Air Force general fined over $50,000 after being found guilty of abusive sexual contact

3 min read

On Tuesday, a military judge sentenced Major General William T. Cole to a five-month waiver of $ 10,910 per month from his salary and allowances, for a total fine of more than 50,000. According to an Air Force release, Koli faced dismissal from the Air Force, forfeiture of all salaries and allowances, and a maximum sentence of seven years in prison.

The Air Force said in a statement that Cole’s court-martial had, for the first time in the military branch’s 75-year history, convicted a court-martial and a general.

Cooley pleaded not guilty.

A statement from the Air Force said he was found guilty of forcibly kissing an unidentified civilian woman in a car after a Syrian barbecue in New Mexico in 2018. An Air Force release said the general was convicted of one of three counts of sexual assault: kissing the victim “on the lips and tongue, to satisfy his sexual desire.” The judge found Cooley guilty of two counts of aggravated robbery.

In court testimony, the victim alleged that Koli pushed her out of the car window and forcibly kissed her and teased her with her clothes when she took him home from a social function at her request.

The Air Force has not named the victims, but the woman has allowed news outlets to disclose their relationship with Koli without naming them.

The victim’s lawyer, Ryan Guilds, praised the court-martial’s action as “fair” and praised his client’s bravery during the trial.

“It’s very difficult to survive in a criminal case,” the Guilds said in a statement. “It’s one of the reasons why you see so few cases go to court-martial.”

Lt. Col. Matthew Neal, the government’s chief prosecuting attorney, said in a statement to the media after Koli’s sentencing that he believed the conviction and sentence showed that the Air Force was “guilty of sexual assault or sexual offenses.” Takes it seriously. “

“It was a historic court-martial. The first general officer in the Air Force’s 75-year history to be court-martialled in a general court-martial,” Neil said. “The Air Force takes allegations of sexual assault or sexual offenses seriously, investigates them, and when appropriate, the perpetrators are held accountable without fear or favor about anyone’s status.”

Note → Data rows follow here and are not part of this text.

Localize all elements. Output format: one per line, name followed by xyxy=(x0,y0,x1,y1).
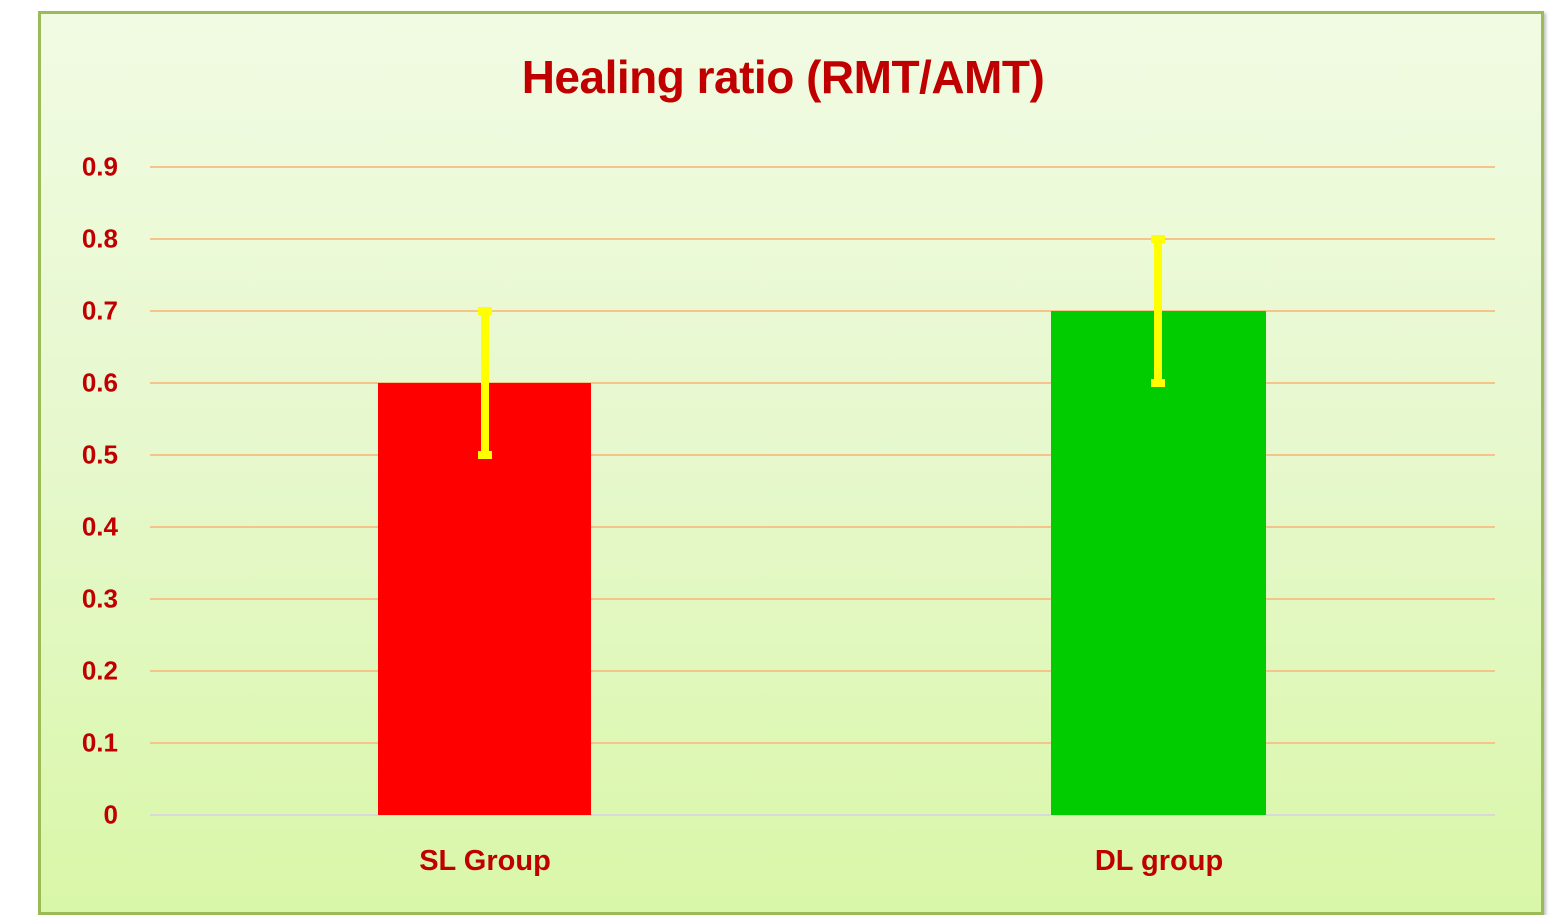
y-tick-0.6: 0.6 xyxy=(81,367,118,398)
gridline xyxy=(150,382,1495,384)
error-bar-dl-group xyxy=(1154,239,1162,383)
gridline xyxy=(150,454,1495,456)
chart-frame xyxy=(38,11,1544,915)
x-label-dl-group: DL group xyxy=(1094,845,1224,877)
y-tick-0.9: 0.9 xyxy=(81,151,118,182)
error-cap-top xyxy=(478,307,492,315)
baseline xyxy=(150,814,1495,816)
gridline xyxy=(150,238,1495,240)
error-bar-sl-group xyxy=(481,311,489,455)
y-tick-0.8: 0.8 xyxy=(81,223,118,254)
gridline xyxy=(150,166,1495,168)
x-label-sl-group: SL Group xyxy=(419,845,551,877)
y-tick-0.4: 0.4 xyxy=(81,511,118,542)
error-cap-bottom xyxy=(478,451,492,459)
gridline xyxy=(150,526,1495,528)
error-cap-top xyxy=(1151,235,1165,243)
error-cap-bottom xyxy=(1151,379,1165,387)
gridline xyxy=(150,742,1495,744)
bar-dl-group xyxy=(1051,311,1266,815)
y-tick-0.3: 0.3 xyxy=(81,583,118,614)
y-tick-0.5: 0.5 xyxy=(81,439,118,470)
gridline xyxy=(150,670,1495,672)
y-tick-0.7: 0.7 xyxy=(81,295,118,326)
gridline xyxy=(150,310,1495,312)
y-tick-0.2: 0.2 xyxy=(81,655,118,686)
chart-title: Healing ratio (RMT/AMT) xyxy=(521,51,1045,103)
y-tick-0.1: 0.1 xyxy=(81,727,118,758)
gridline xyxy=(150,598,1495,600)
y-tick-0: 0 xyxy=(103,799,118,830)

Cooley’s defense attorney, Daniel Conway, said there was a “feeling of closure” after the sentencing and that his client wanted to mend ties with his family and the Air Force.

“I think there is a sense of closure. There is a sense of relief, and a desire to mend all these relationships. He is still a very talented person with whom to give so much for both this family and our nation.” Conway said on the availability of media.

Cole has served in the U.S. Air Force for three decades and “his career is unblemished,” Conway said. The general hopes to continue his service and retire from the service, “but those questions about retirement are yet to come,” Conway said.

A U.S. Air Force spokesman said Cooley would remain in the Air Force for the time being, but that he would be administratively relieved of his sentence. The spokesman could not say when a possible expulsion would be decided. The spokesman added that Koli also has the right to retire from the US Air Force.

CNN’s Aaron Palish contributed to this report.